Den kleinen Farbtopf, der wie vergessen auf einem Wandvorsprung stehengelassen zu sein scheint, sollte man eigentlich in die Hand nehmen "Im ersten Moment denkt jeder, er ist echt. Erst wenn man ihn in die Hand nimmt was jedoch nicht erlaubt ist merkt man, wie leicht er ist, weil er nicht aus Plastik, sondern aus Polyurethanschaum gefertigt ist. Der Betrachter muß schon sehr genau hinschauen, um zu sehen, daß er tatsächlich von Hand geschnitzt und bemalt wurde, weil er so verblüffend echt aussieht."
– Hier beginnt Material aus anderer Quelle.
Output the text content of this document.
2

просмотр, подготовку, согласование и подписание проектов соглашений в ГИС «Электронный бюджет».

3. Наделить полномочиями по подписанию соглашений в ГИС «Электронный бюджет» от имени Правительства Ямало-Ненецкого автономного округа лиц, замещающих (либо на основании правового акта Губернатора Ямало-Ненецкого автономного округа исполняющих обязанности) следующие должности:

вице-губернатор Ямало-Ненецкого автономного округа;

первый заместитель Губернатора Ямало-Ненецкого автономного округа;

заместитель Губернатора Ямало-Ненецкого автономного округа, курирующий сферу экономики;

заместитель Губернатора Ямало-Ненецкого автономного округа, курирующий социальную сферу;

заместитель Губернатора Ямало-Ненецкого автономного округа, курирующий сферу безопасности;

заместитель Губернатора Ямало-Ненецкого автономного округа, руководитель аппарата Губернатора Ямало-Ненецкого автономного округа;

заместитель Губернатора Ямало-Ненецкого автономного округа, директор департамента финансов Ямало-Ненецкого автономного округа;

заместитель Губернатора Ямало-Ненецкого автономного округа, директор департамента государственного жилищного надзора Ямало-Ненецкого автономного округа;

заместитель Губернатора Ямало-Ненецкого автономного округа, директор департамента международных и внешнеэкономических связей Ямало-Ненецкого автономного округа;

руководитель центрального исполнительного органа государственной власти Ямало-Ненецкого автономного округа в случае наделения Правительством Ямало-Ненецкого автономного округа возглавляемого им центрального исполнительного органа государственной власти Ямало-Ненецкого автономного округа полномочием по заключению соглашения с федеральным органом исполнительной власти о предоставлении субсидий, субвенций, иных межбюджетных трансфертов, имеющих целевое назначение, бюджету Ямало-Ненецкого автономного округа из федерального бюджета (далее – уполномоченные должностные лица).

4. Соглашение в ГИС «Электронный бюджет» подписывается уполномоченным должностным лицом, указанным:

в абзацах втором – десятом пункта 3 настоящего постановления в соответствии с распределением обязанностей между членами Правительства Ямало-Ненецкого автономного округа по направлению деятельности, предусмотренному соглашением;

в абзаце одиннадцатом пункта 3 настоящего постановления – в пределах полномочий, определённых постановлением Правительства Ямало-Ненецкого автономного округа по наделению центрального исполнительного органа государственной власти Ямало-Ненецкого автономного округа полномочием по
Wer die etwa 2000 Quadratmeter Ausstellungsfläche auf drei Etagen, lange schmale Gänge, größere und kleine Räume durchwandert, vorbei an Galerien von Kojen und Überbleibseln einstiger Funktionalität des Industriebaus, vorbei an Schalttafeln, Sicherungskästen und Kabelsträngen, kann, bei großer Neugierde und noch größerer Aufmerksamkeit, auf seine Kosten kommen. Man kann das Abenteuer fast nichts zu sehen durchaus auskosten und darüber reflektieren, inwieweit sich eine in den Ausstellungsräumen ausgebreitete "vermeintliche Leere", wie es der Ausstellungsmacher formuliert, "als intensive Präsenz von Ideen, Gedanken und Konzepten erweist".